Dad's been working overtime to help offset the enormous medical bills my parents have accrued since the day I was born.

Even with good insurance, it's still more than what my parents can afford.

My mom reaches over and places her hand on top of mine, giving it a gentle squeeze.

"I—" I know I need to ask him all the questions that have been swirling in my brain since the day of the surgery, but every single one of them seems to have gotten caught on my tongue.

"It's okay, hon. Just ask him," my mom says reassuringly.

Dr. Richards' smile is warm and patient as he waits for me to speak.

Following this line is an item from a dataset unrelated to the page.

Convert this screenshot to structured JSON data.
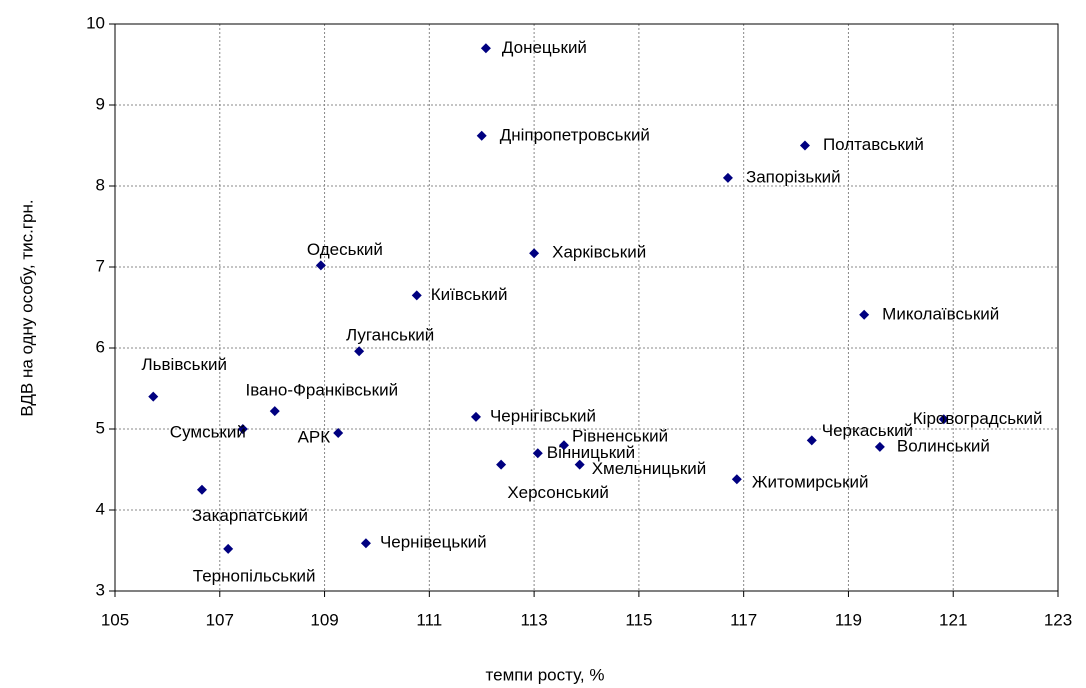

I feel my palms grow clammy and my heartbeat quicken from its normally steady pace.

"I was just wondering if it was normal—" I clear my throat.

"If it was normal to not feel...normal?" I laugh, suddenly feeling even more nervous than I was before, because I don't know how to adequately describe what I'm feeling.

Not normal is the best way I can put it right now.

He lightheartedly chuckles and nods, "That is perfectly normal, Millie.

Your body has gone through something traumatic and life-altering.

This is no easy feat, and it will take time for your body to accept its new normal—which is a perfectly healthy heart.

Be patient with it. Soon you won't be able to tell that anything is different. "

Patient I can do. Lord knows I've had plenty of practice with that.

I smile as relief floods my chest.

"What about strenuous activities? When would it be safe to try something outside of my normal routine?"

Dr. Richards laughs as he settles in to answer each and every one of my questions. It's the most optimistic I've felt in a very long time.

There's finally room for hope—for something more, for dreams and aspirations I long gave up on.

There's room to finally live.

And that's exactly what I plan on doing.